The thing that judges between these instincts and decides which should be encouraged cannot itself be either of them. Also, if the regulation of action in our mind was mere instinct, we would expect that the stronger instinct must win. But, in fact, we see the opposite: that in times when we are most conscious of the Moral Law, it tells us to behave in the side of the weakest impulse. Sometimes, we even convince ourselves or others to behave in a certain way by “waking up” an instinct through imagination, arousing our pity or courage, thus, clearly, the thing waking up the herd instinct (or another) cannot itself be the herd instinct. Brilliantly, Lewis gives the analogy of the instincts as piano keys, with the Moral Law the guide that tells us what keys we should play.

Some people will assert that the Moral Law is just a social convention, something we just learn from parents and teachers. We do, in fact, learn it from parents, teachers, friends, and books. But that, by itself, doesn’t make something a human invention or a social convention. We learn multiplication at school, and a kid growing up alone in a desert island would not know it, but that doesn’t mean that multiplication is something “made up” or that we could have made it differently if we wanted. There are some things we learn that are purely conventions (which side of the road we drive), but there are others such as mathematics which are real truths. The real question is to what class the Moral Law belongs.

The universality of moral teachings - i.e. the fact that differences of moral ideas are not very great between societies, religions and times - is a great reason to think that the Moral Law belongs in the same class as a real truth. But the greatest reason is the existence of moral reasoning: the fact that we all do believe that some moralities are better than others.

“Progress means not just changing, but changing for the better.
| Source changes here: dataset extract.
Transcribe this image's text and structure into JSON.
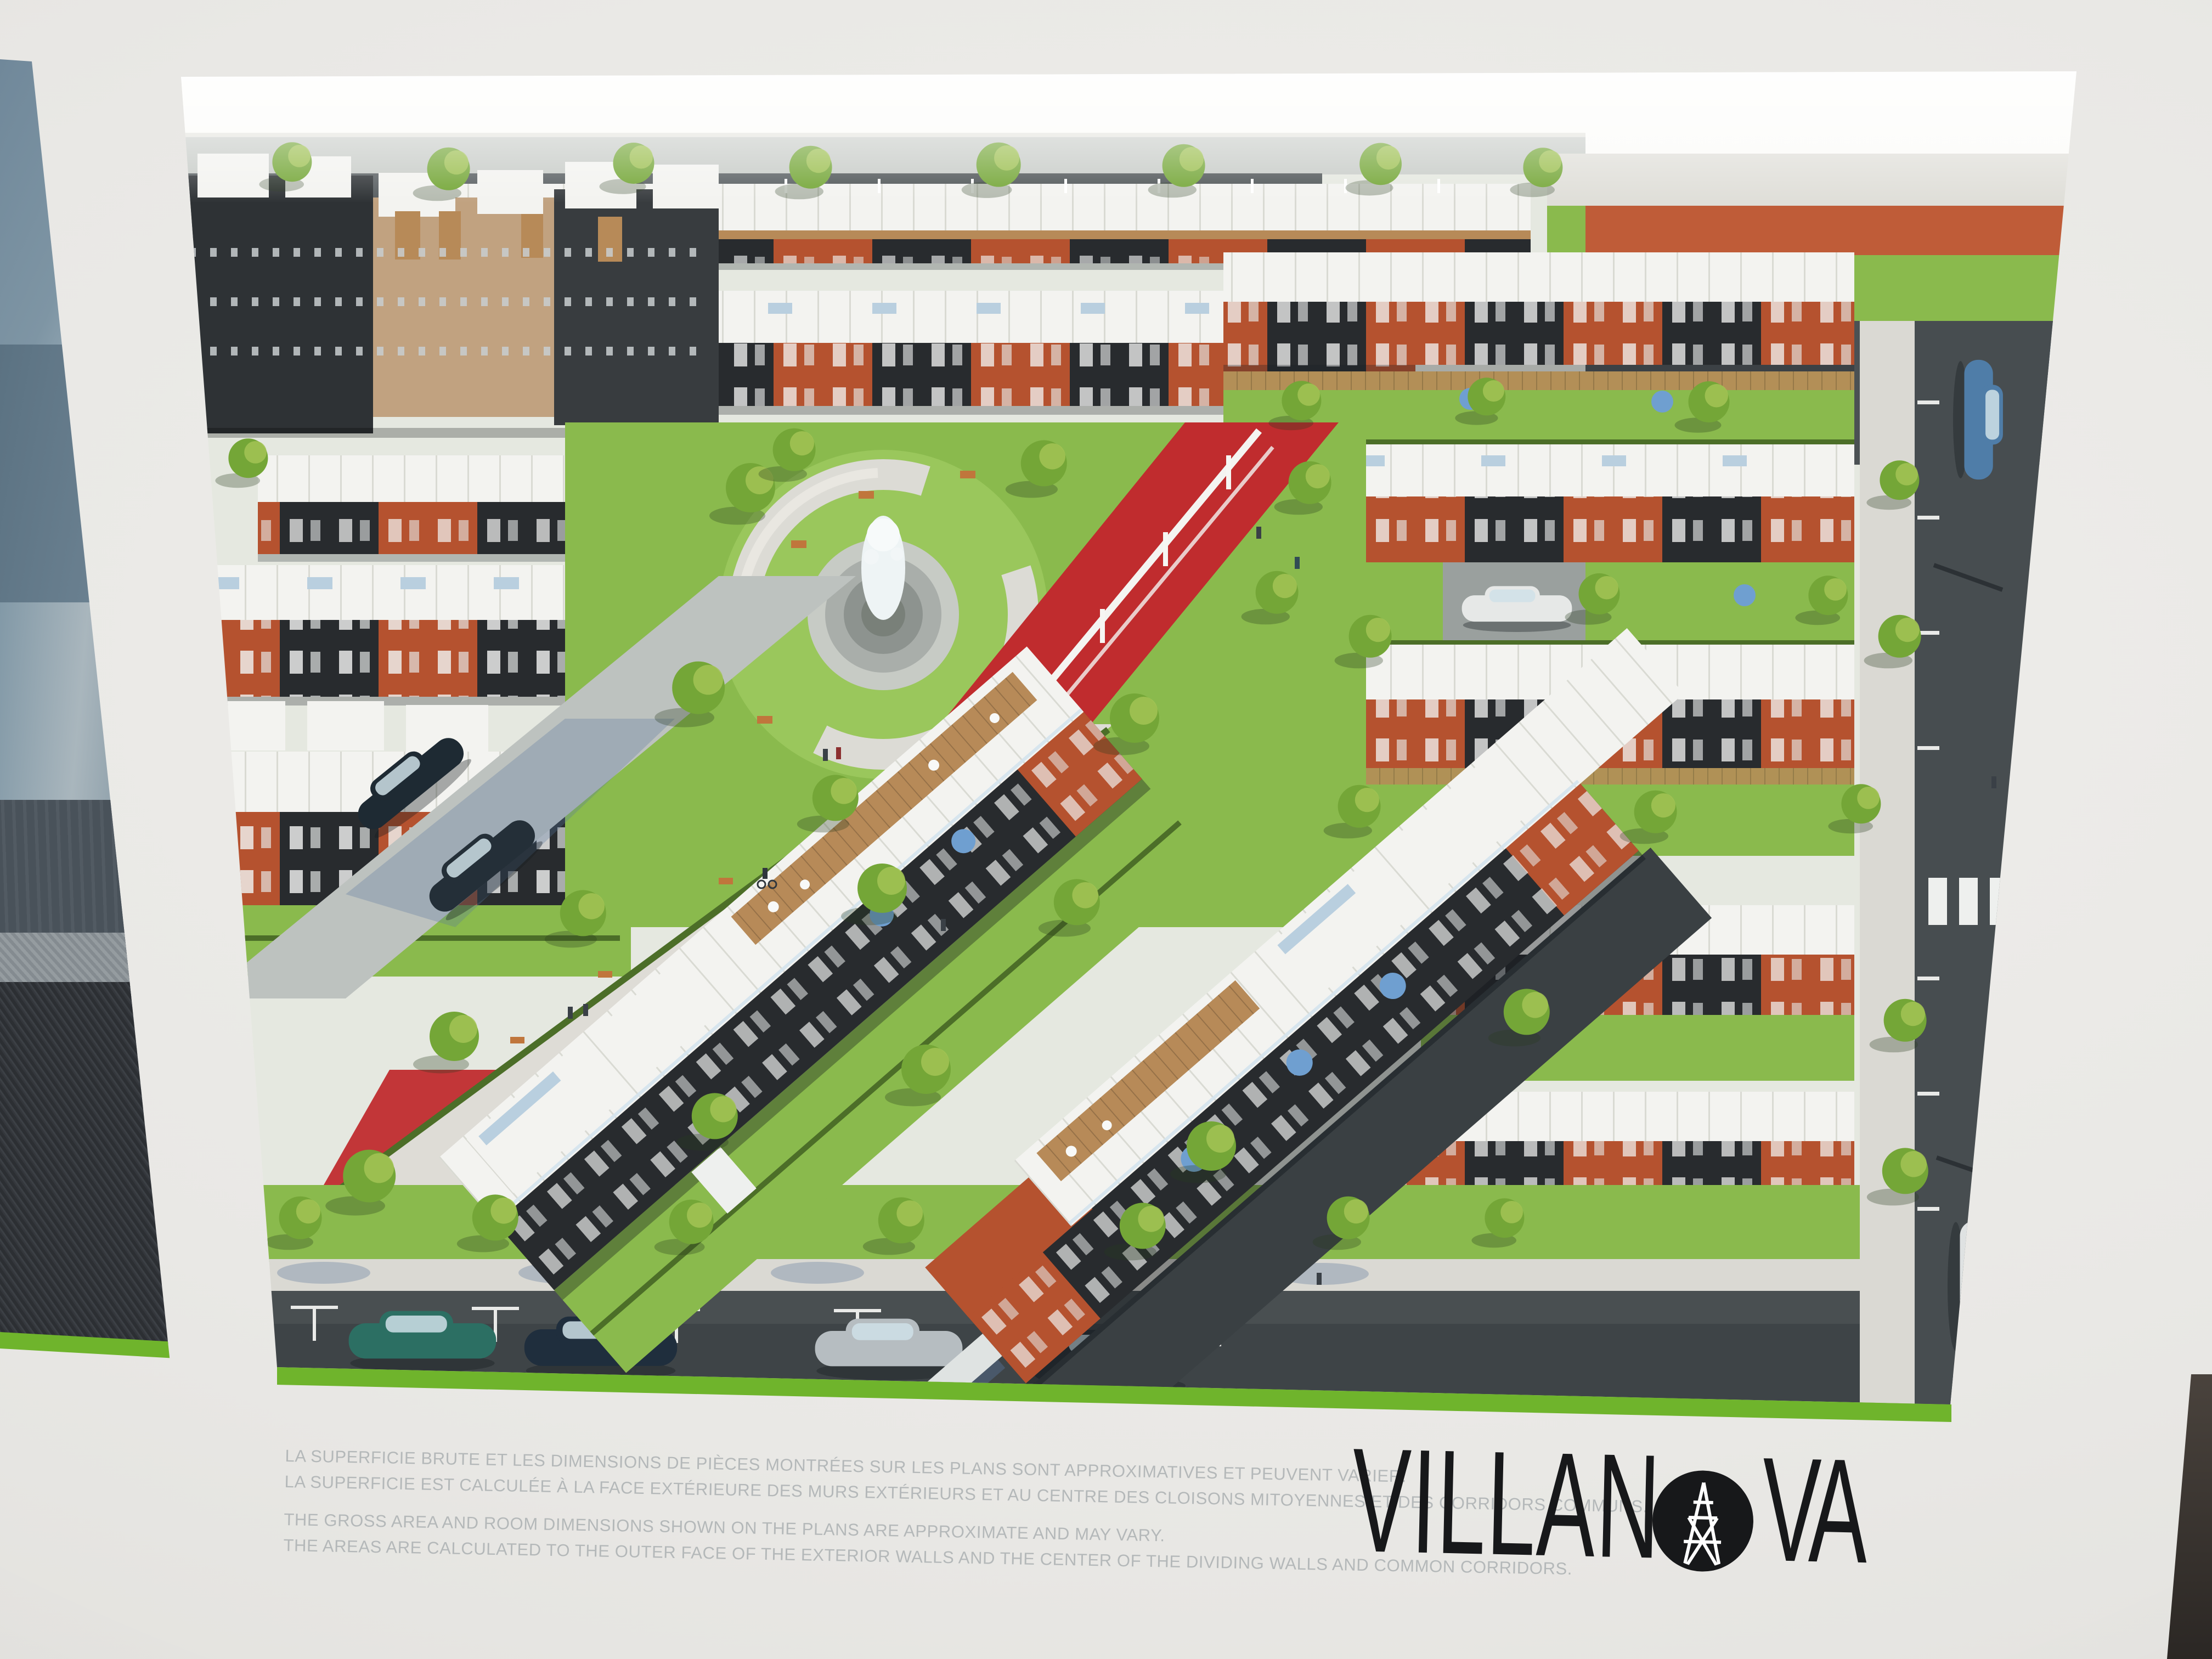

If no set of moral ideas were truer or better than any other, there would be no sense in preferring civilised morality to savage morality, or Christian morality to Nazi morality.”

“We do believe that some of the people who tried to change the moral ideas of their own age were what we would call Reformers or Pioneers—people who understood morality better than their neighbours did.”

The fact that we can compare different moral ideas and say that ones are better than the others, truer than the others, or that humans ought to behave similarly to this one rather than that one, it is implied an objective standard: a Real Morality that some ideas get closer to than others.

If there is no Real Morality, or if morality is just a matter of personal preference, there can’t be “moral progress” or “moral decay”. There can’t be any affirmation that Christian morality is better or truer than Nazi morality. By this logic, you would have to affirm that the only difference of behavior from Hitler’s and Madre Theresa of Calcuta’s is just different hobbies.

Hume’s Guillotine

Lewis doesn’t talk about this, but I think it is noteworthy. Hume’s Guillotine (or “is-ought problem”) is a well-known philosophical issue that states one cannot logically derive an “ought” from an “is”. That is, it is not possible to conclude what should be done solely from statements about how things are. The move from factual claims to moral claims requires justification, or else it commits a logical fallacy.

Example: “People lie all the time (is), therefore lying is acceptable (ought).”. This is a fallacy. Just because something happens regularly doesn’t mean it is morally acceptable.

Thus, to do proper moral reasoning, and not create fallacious statements, an objective standard of morality (what ought to be done) is needed to ground and justify all further moral claims.